Çağ Üniversitesi, Çukurova Üniversitesi, Mersin Üniversitesi ve Atatürk Araştırma Merkezi işbirliği ile Kültür ve Turizm Bakanlığı’nın desteğiyle 16 Şubat 2021 Salı Günü Çağ Üniversitesi’nde düzenlenen “Uluslararası Doğu Akdeniz Güvenlik, Barış ve İstikrar Kongresi”ne katılım sağladık. Kamuoyunun yakından tanıdığı, akademisyenlerin, büyükelçilerin, gazetecilerin ve uzmanlar ile Yunanistan ve İsrail’den de temsilcilerin katıldığı kongreye Sahipkıran Stratejik Araştırmalar Merkezini temsilen; SASAM Uzmanı ve Medya İletişim Sorumlusu Umut Berhan ŞEN, SASAM Hukuk ve İnsan Hakları Masası Direktörü Mehmet Emre YILDIZ ve Sahipkıran Akademi Başkanı Beril KAHRAMAN gözlemci olarak katıldı. Kongre başkanlığını E. Büyükelçi ve Çağ Üniversitesi Uluslararası İlişkiler Bölüm Başkanı Prof. Dr. Ali Engin OBA üstlendi. Ayrıca E. Büyükelçi Tugay ULUÇEVİK, E. Büyükelçi Selahattin ALPAR, E. Amiral Cem GÜRDENİZ, Prof. Dr. Sertaç Hami BAŞARAN, Prof. Dr. Byra REDDY, Dr. Duygu Dersan ORHAN, Doç. Dr. Azime TELLİ, gazeteci yazar Mehmet Ali GÜLER, Yunanistan’dan Dr. Anthony Derizlotis, İsrail Tel Aviv Üniversitesi’nden Dr. Nir Boms gibi isimler kongreye katılım sağladılar.

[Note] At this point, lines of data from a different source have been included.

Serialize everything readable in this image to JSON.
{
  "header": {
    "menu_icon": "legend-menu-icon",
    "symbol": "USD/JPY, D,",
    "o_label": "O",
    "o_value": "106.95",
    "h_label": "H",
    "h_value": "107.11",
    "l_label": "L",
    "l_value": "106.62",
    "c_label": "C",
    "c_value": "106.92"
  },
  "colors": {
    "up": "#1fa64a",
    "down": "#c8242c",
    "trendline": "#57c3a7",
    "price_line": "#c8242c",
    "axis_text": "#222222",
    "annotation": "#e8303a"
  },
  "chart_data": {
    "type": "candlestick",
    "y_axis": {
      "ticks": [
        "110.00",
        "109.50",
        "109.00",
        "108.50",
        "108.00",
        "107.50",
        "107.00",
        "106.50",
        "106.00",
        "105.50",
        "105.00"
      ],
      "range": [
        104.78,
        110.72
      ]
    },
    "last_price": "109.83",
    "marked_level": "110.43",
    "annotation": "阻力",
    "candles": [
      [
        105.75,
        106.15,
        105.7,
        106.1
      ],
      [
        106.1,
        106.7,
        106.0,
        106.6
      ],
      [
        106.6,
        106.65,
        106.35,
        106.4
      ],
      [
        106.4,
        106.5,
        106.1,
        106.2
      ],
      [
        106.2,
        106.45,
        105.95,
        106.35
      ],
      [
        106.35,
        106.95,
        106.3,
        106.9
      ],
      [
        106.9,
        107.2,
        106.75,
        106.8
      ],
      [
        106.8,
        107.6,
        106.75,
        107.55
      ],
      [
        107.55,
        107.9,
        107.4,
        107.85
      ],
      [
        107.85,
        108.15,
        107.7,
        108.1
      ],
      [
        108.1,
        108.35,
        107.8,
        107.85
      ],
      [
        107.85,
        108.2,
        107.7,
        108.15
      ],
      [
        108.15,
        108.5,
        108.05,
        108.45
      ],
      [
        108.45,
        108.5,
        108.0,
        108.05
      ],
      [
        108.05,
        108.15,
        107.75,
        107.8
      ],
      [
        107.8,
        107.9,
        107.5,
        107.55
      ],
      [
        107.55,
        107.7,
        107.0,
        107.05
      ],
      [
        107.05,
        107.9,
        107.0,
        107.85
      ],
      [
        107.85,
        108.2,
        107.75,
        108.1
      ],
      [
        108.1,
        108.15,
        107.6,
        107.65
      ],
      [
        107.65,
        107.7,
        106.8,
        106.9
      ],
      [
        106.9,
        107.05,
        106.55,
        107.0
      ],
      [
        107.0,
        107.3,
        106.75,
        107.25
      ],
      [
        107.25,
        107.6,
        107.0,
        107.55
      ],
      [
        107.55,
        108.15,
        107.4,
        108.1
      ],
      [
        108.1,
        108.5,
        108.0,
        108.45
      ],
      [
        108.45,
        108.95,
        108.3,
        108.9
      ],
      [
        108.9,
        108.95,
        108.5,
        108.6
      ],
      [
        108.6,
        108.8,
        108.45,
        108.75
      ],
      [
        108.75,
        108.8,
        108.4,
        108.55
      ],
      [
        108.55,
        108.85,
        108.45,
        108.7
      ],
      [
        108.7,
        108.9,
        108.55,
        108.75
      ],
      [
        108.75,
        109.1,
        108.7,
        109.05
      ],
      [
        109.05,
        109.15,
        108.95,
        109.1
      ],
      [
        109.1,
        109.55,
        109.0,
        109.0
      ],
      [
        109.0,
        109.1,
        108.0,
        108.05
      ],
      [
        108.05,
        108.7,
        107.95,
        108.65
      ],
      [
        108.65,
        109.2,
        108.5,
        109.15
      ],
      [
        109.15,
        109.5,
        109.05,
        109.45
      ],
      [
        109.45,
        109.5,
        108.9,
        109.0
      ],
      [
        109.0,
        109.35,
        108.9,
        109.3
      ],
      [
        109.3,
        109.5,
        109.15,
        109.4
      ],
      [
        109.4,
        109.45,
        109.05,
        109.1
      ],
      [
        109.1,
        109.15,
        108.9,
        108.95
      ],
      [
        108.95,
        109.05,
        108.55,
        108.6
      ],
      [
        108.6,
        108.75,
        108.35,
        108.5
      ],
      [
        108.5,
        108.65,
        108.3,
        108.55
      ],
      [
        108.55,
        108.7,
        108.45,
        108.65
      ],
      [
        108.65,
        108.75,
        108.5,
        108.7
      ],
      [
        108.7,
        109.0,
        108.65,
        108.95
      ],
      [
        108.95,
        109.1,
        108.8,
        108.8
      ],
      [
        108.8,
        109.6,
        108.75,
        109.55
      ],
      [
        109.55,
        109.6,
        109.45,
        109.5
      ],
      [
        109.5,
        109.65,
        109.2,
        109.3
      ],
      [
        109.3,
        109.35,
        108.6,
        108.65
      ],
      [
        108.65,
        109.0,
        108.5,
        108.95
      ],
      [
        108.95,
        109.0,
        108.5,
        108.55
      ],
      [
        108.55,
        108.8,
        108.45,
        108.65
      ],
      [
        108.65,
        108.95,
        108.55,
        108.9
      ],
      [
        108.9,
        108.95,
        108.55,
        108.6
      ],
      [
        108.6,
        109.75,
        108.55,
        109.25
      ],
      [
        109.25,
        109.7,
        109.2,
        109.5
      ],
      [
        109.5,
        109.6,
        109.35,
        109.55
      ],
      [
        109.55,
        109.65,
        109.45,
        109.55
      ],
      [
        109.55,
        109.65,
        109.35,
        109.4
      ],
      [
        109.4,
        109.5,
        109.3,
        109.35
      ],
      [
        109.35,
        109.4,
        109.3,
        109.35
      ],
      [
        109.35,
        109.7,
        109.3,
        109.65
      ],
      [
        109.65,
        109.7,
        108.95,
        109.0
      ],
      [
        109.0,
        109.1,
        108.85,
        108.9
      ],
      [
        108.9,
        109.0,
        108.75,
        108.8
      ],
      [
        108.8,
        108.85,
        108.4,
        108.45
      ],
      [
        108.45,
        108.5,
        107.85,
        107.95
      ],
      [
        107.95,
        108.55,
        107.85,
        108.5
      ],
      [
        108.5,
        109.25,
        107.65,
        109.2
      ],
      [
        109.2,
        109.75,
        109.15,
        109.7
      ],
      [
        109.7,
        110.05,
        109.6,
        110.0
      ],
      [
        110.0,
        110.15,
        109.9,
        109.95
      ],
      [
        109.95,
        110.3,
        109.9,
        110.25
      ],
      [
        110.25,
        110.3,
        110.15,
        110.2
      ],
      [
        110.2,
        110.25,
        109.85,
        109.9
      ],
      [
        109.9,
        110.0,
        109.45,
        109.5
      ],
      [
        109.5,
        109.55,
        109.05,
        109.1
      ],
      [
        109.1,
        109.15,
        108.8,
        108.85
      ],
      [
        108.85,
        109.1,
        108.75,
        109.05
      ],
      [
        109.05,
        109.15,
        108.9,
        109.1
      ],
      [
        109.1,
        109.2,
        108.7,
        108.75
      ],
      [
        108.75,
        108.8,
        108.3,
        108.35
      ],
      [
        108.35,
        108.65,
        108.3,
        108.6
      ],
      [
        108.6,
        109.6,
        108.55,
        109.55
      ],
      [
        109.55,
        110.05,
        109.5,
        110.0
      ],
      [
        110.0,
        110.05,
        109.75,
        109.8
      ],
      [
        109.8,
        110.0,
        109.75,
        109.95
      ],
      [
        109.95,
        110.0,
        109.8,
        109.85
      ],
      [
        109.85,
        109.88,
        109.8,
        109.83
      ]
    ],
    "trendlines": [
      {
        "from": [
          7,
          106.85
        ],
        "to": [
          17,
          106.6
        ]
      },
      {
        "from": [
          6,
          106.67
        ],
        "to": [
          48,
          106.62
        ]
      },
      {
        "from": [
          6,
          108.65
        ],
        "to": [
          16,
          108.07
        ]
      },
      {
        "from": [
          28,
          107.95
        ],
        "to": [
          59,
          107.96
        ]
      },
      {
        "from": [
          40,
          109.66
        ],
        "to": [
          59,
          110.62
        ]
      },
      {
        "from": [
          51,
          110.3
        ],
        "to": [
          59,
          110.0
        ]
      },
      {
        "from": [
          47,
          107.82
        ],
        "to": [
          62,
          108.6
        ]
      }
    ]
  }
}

Kongrede dile getirilen bir takım görüş ve öneriler kısaca şu şekilde özetlenebilir:
-GKRY ve Yunanistan, AB’yi arkasına alarak, Türkiye’yi Antalya- İskenderun körfez hattına hapsetmek istemektedir.
-LİBYA’da hem ideolojik hem reel politik bağlamda bölünmüşlük söz konusudur. RF ve Fransa Hafter’i desteklerken, ABD çekimser davranmaktadır. Bölgesel ve küresel aktörlerin uzlaşması gerekmektedir.

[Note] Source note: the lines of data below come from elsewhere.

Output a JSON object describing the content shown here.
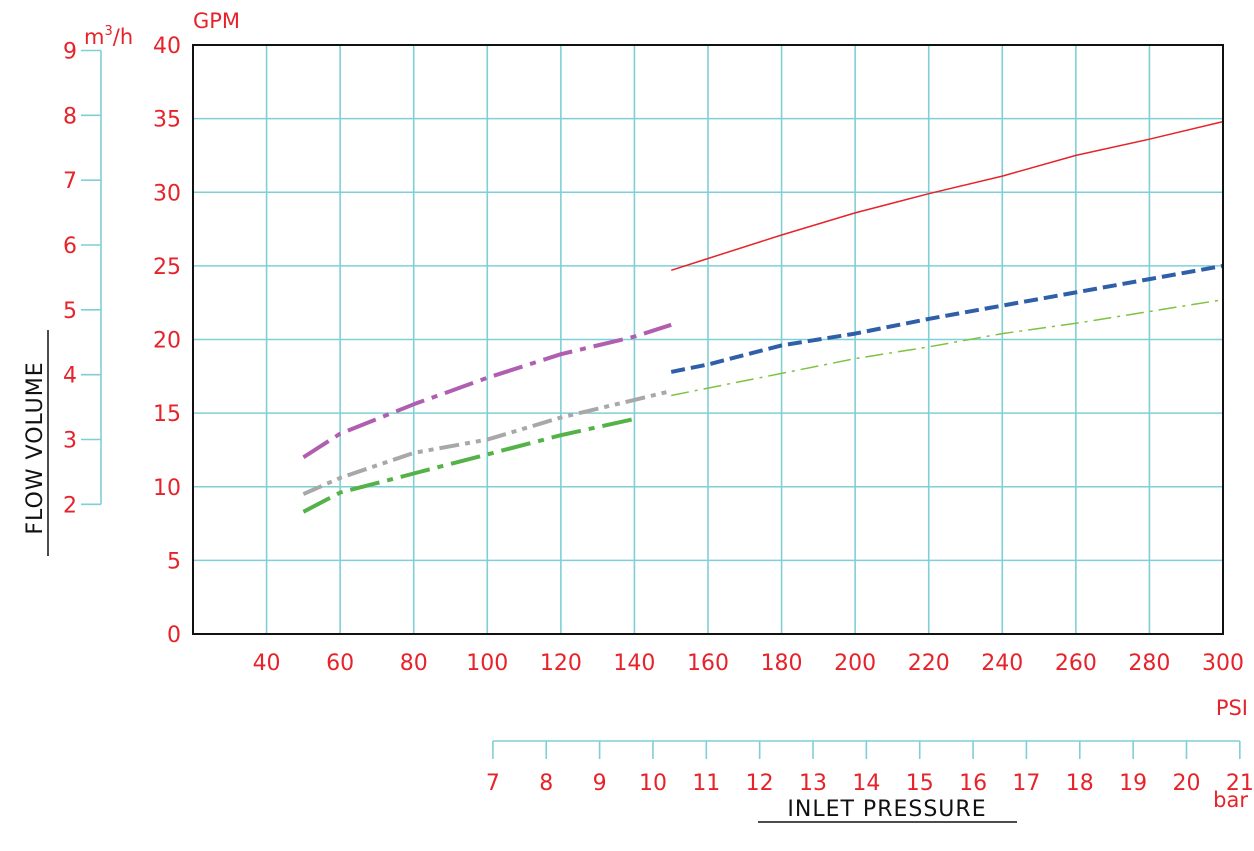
{
  "chart_data": {
    "type": "line",
    "title": "",
    "xlabel": "INLET PRESSURE",
    "ylabel": "FLOW VOLUME",
    "xunit": "PSI",
    "yunit": "GPM",
    "xlim": [
      20,
      300
    ],
    "ylim": [
      0,
      40
    ],
    "grid": true,
    "legend": "none",
    "x_ticks": [
      40,
      60,
      80,
      100,
      120,
      140,
      160,
      180,
      200,
      220,
      240,
      260,
      280,
      300
    ],
    "y_ticks": [
      0,
      5,
      10,
      15,
      20,
      25,
      30,
      35,
      40
    ],
    "secondary_y": {
      "unit": "m³/h",
      "unit_base": "m",
      "unit_exp": "3",
      "unit_tail": "/h",
      "ticks": [
        2,
        3,
        4,
        5,
        6,
        7,
        8,
        9
      ]
    },
    "secondary_x": {
      "unit": "bar",
      "ticks": [
        7,
        8,
        9,
        10,
        11,
        12,
        13,
        14,
        15,
        16,
        17,
        18,
        19,
        20,
        21
      ]
    },
    "series": [
      {
        "color": "#b05fb0",
        "dash": "long-dash-dot",
        "x": [
          50,
          60,
          80,
          100,
          120,
          140,
          150
        ],
        "y": [
          12,
          13.6,
          15.6,
          17.4,
          19,
          20.2,
          21
        ]
      },
      {
        "color": "#a8a8a8",
        "dash": "dash-dot-dot",
        "x": [
          50,
          60,
          80,
          100,
          120,
          140,
          150
        ],
        "y": [
          9.5,
          10.6,
          12.3,
          13.2,
          14.7,
          15.9,
          16.5
        ]
      },
      {
        "color": "#55b248",
        "dash": "long-dash-dot",
        "x": [
          50,
          60,
          80,
          100,
          120,
          140
        ],
        "y": [
          8.3,
          9.6,
          10.9,
          12.2,
          13.5,
          14.6
        ]
      },
      {
        "color": "#e6232a",
        "dash": "solid",
        "x": [
          150,
          160,
          180,
          200,
          220,
          240,
          260,
          280,
          300
        ],
        "y": [
          24.7,
          25.5,
          27.1,
          28.6,
          29.9,
          31.1,
          32.5,
          33.6,
          34.8
        ]
      },
      {
        "color": "#2f5fa8",
        "dash": "dash",
        "x": [
          150,
          160,
          180,
          200,
          220,
          240,
          260,
          280,
          300
        ],
        "y": [
          17.8,
          18.3,
          19.6,
          20.4,
          21.4,
          22.3,
          23.2,
          24.1,
          25
        ]
      },
      {
        "color": "#7fc241",
        "dash": "dash-dot-thin",
        "x": [
          150,
          160,
          180,
          200,
          220,
          240,
          260,
          280,
          300
        ],
        "y": [
          16.2,
          16.7,
          17.7,
          18.7,
          19.5,
          20.4,
          21.1,
          21.9,
          22.7
        ]
      }
    ]
  }
}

-RUSYA, Almanya ve Fransa’ya karşı Doğu Akdeniz’de Türkiye ile stratejik ortaklık geliştirmek istemektedir.
-Doğu Akdeniz’de Rus yayılmacılığı tehlikesine karşı ABD varlığı bir denge unsuru olarak kullanılabilir.
– Kurulacak ortak bir Balkan Konfederasyonu ile bölgesel istikrara katkı sağlanabilir.
SASAM’ın kongre gündemine ilişkin genel değerlendirmesi ise şu şekildedir:
Türkiye Cumhuriyeti Devleti, Uluslararası Hukuka uygun olarak BM’nin meşru olarak tanıdığı ve desteklediği LİBYA UMH ile münhasır ekonomik bölge antlaşması yapmış ve Mavi Vatan olarak adlandırdığı deniz sınırlarını belirlemiştir. Dolayısıyla mevcut devlet politikalarından taviz verilmesi veya tartışılmaya açılması dahi söz konusu değildir. Bölgedeki tüm aktörlerle ikili ve çok taraflı iyi niyet esasına dayalı ilişkilerin güçlendirilmesi önem taşımaktadır. Ayrıca bir Balkan Konfederasyonu önerisi yerine Gazi Mustafa Kemal ATATÜRK’ün mimarı ve kurucusu olduğu BALKAN PAKTI’nın günümüzde tekrar güncellenerek, Türkiye’nin önerisi ve liderliğinde yeniden tesis edilmesinin ülkemizin milli menfaatleri ve bölgesel güvenlik, barış ve istikrar açısından rasyonel ve faydalı bir çözüm olacağına inanıyoruz.